Saturday, August 6, 2005

The day the Sun came to Earth

Today is the 6th of August and marks the sixtieth anniversary of a day when science fiction became a hideous reality: the day the Bomb was dropped on Hiroshima; the day the world was introduced to the awful possibility of Nuclear Holocaust, a nightmare that would stalk us for decades. Even when I was a boy in the 80s it was always there, in the background; imagine growing up knowing that the entire world could end five minutes after the banshee wail of an air raid siren. That's what we did - against that terrorist scum aren't quite as terrifying (although I must admit I felt nervous for the first time on the bus the other day when a very Arab-looking man got on with his hooded top pulled up tight round his head and constantly fiddling with his bag).


I am not going to get into the ins and outs of the entire debate circling the dropping of the Bomb: was it a purely strategic decision to end the war and save from a blood-soaked invasion or was it aimed even more at other powers like Russia to illustrate American know-how and power? I don't think today is for that; I think today is for people to remember Hiroshima and Nagasaki, to remember people who were so utterly annihilated that all that remained of them was their shadows, blasted onto nearby walls as if some ghastly flash gun had gone off, except it wasn’t a flash gun, it was a miniature sun brought momentarily to Earth.

For the first time our technological race had brought us to a stage where we were now using some of the very forces that held the universe together; in the classic parlance of the many atomic-nightmare infused SF films and books that came in its wake, we were ‘meddling in things we cannot comprehend’. And for once the B movies had it, at least partially, correct: even Oppenheimer and his crew didn’t fully understand the processes they had unleashed, let alone the new horror of radiation poisoning which would physically poison the bodies of survivors as effectively as the idea of it would poison our minds for generations.


It’s a time to remember the people who died and the many others who died in the slaughter of a world on fire. And as the nuclear programmes of Iran and North Korea feature once more in the new it is a day to recall how, for many decades we, as a species, danced on the edge of oblivion at our own hands (as if any political ideology was worth the entire world’s existence) and how the nuclear nightmare hasn’t gone away with the end of the Cold War but has mutated into a new and equally terrifying form of rogue states and terrorists. Oppenheimer, famously, quoted from Indian myth and religion when he saw the first Bomb exploded, saying “I am become Death, destroyer of Worlds.”

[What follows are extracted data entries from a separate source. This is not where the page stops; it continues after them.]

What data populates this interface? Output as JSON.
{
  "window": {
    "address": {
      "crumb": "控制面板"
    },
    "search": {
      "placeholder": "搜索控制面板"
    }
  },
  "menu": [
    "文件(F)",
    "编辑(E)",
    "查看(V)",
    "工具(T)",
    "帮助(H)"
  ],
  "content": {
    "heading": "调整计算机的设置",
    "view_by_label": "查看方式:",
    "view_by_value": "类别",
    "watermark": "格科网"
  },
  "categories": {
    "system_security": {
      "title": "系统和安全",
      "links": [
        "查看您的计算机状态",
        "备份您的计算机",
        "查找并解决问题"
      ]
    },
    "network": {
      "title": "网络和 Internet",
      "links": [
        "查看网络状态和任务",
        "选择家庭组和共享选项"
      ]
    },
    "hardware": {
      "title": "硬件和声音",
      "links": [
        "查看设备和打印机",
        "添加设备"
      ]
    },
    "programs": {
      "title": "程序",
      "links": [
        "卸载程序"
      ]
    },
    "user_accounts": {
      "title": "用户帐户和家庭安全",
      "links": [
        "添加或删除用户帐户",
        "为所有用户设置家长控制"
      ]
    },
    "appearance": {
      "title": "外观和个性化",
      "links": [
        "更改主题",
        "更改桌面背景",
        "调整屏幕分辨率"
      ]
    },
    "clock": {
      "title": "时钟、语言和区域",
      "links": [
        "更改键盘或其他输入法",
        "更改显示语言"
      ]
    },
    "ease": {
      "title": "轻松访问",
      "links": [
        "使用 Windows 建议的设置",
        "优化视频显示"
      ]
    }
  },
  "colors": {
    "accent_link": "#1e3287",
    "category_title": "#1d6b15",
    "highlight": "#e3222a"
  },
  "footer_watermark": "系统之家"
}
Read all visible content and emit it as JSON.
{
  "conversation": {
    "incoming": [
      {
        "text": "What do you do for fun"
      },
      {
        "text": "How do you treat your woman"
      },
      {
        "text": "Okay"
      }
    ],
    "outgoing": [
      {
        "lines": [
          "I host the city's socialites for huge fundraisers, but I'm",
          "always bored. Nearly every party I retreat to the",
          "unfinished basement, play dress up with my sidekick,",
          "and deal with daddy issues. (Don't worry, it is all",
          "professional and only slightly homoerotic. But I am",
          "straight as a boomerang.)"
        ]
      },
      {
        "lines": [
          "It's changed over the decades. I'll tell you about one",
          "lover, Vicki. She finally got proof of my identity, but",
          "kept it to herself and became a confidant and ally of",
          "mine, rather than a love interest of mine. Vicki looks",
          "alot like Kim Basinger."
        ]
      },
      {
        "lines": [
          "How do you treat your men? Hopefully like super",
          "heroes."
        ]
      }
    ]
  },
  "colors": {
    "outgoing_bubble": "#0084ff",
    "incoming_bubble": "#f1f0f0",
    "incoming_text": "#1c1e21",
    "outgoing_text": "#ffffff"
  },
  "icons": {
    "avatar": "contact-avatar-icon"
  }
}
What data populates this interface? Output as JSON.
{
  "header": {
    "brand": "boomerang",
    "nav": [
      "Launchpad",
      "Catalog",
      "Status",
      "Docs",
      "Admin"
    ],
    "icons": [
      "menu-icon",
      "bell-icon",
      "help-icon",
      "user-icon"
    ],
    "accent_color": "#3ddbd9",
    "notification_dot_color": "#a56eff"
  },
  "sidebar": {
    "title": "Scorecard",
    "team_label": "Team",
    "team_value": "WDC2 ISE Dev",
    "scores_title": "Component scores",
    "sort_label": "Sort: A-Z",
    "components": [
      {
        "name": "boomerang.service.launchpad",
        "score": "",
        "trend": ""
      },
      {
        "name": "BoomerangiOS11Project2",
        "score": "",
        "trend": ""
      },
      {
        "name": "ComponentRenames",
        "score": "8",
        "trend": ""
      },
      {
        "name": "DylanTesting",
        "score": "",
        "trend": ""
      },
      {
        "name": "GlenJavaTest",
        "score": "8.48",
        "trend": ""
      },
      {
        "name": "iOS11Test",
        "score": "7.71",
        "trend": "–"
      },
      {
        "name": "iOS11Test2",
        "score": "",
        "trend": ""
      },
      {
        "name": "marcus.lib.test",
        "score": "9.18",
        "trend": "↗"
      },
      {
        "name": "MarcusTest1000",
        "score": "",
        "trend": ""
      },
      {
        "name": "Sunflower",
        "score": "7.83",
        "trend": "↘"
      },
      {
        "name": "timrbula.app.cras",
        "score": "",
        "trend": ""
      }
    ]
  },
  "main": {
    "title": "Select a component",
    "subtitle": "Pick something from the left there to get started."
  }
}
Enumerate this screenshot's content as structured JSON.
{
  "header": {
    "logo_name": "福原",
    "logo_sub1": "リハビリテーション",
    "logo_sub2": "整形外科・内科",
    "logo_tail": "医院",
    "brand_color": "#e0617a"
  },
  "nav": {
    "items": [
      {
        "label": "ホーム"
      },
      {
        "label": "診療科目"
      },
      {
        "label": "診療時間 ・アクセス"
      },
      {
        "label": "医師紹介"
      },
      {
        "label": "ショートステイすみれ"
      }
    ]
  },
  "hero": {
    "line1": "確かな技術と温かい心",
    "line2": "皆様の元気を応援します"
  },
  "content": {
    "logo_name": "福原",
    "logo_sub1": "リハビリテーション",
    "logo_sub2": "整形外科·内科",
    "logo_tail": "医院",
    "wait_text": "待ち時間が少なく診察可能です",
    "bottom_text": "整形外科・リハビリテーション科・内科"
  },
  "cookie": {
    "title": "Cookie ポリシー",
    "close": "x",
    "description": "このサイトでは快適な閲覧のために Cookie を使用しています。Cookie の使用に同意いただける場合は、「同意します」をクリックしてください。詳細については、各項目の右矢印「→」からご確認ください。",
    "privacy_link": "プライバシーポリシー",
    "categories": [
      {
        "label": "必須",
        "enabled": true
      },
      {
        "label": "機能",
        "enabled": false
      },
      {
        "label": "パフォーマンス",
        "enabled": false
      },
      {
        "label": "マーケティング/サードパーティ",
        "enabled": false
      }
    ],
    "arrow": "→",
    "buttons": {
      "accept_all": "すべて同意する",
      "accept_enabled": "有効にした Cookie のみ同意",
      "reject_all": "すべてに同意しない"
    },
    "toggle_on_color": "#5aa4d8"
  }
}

He was right, but perhaps they should also have recalled the Classical myth of Pandora and how once her box is opened it can never really be closed. The one shining light in this tale of human folly is the same as the light from Pandora ’s Box: hope. After the evils of the world were released from her box, so too was Hope to balance against them. We somehow got through the Cold War, often by the narrowest margins, without the End of the World and we should look upon that as Hope that perhaps we’re not all as foolish as our species can sometimes seem.

For anyone interested I blogged at work yesterday on this subject because it tied in with the timely re-publishing of the classic Japanese graphic novel Barefoot Gen, written and drawn by Nakazawa, a survivor of the Bomb, a fascinating work on a par with Spiegelman's Maus. There is also a link in there to a site with eyewitness testimony from Hibakusha.

1 comment:

  1. I used to work with a man and woman who survived Nagasaki and Hiroshima. The stories they told were horrific, such as people jumping into water silos to get away from the heat and the silos started to boil. The smell of human soup. The yearly cancer exams of themselves and their children. Anyway it has put a pall on my birthday since I first heard about it as a child.